3 June 2007 | Netstuff | 1 Comment

Argh. Matrox.

So I upgraded to Fedora Core 5 for my workstation. Which comes with the Xorg 1.0.1 server. For those of you who are blessed enough to use a system where video drivers are a non issue (because every card is well supported: Windows or only a few cards are actually available: Mac), let me tell you that every version change of the X Window System on Linux is a cause for concern.

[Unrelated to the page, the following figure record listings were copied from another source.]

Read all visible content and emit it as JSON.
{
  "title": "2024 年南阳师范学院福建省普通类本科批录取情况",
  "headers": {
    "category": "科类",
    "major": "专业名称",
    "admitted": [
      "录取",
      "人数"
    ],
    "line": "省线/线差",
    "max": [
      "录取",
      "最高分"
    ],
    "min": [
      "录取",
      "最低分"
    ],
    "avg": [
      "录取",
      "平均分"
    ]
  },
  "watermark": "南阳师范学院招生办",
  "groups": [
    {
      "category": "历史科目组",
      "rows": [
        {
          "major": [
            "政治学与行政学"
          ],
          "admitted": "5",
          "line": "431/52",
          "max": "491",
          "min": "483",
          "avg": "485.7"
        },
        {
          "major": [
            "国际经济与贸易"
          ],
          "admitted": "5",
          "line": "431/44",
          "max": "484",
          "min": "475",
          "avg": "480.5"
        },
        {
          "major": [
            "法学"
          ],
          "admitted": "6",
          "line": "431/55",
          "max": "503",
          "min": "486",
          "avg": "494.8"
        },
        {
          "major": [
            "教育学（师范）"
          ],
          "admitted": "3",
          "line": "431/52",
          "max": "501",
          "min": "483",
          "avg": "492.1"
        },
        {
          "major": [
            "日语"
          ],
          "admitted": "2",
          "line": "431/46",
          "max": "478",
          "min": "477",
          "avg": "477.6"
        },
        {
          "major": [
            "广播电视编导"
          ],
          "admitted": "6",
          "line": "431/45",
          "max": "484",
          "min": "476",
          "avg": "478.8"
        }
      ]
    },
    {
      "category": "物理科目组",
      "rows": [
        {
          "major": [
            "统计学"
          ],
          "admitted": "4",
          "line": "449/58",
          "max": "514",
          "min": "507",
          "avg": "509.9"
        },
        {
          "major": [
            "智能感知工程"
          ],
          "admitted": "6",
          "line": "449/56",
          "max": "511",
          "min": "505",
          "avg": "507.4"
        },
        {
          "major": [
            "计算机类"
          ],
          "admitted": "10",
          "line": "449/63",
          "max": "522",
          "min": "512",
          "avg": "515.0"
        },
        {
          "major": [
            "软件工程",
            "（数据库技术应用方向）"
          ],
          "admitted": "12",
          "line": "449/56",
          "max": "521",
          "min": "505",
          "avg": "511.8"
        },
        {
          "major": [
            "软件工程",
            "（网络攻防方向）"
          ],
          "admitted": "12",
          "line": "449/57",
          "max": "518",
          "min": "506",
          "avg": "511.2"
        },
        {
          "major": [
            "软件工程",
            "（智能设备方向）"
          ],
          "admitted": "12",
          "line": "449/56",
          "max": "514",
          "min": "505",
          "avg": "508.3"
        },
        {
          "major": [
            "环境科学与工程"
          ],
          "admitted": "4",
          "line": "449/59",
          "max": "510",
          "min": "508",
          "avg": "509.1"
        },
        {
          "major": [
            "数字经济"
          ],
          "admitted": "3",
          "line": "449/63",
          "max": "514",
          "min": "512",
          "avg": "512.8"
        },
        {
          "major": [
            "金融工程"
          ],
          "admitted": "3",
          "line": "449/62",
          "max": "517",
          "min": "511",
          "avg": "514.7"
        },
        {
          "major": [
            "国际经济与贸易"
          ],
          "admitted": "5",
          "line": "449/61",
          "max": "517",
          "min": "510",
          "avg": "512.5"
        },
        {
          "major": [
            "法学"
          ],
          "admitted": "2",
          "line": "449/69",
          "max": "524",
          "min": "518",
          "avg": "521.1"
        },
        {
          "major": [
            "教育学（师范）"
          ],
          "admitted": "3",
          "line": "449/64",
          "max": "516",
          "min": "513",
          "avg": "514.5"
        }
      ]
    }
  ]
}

As I have a Matrox G550 in my computer which drives two LCDs using digital (DVI) protocol, this certainly is. (I have a Matrox card because I wanted an open source driver. Fat luck. If you want to use DVI or dual display, you something called mgaHALlib.a which contains the magic to turn on these features on Matrox boards. Probably some sacred bit shuffling in there. Whatever.

S0 Xorg-1.01, which is the X11R7 release. Cool new stuff. However, my screens stayed dark. Some googling told me that this configuration is unsupported and the advice from the Matrox support people is downgrade to 6.8.2. However, there are a number of success reports on that board, too.

In the end, I built a zombie from the Fedora Core 5 driver, the mgaHALlib.a and (no joking here) a module stolen from the 6.8.2 driver which the mga driver tries to load but does not find it. It seems that this module just contains a few stubs.

So if you want to use Fedora Core 5, the mga driver and digital output, just get that driver from my download site. It works for me (I’m currently writing this blog entry with it), YMMV.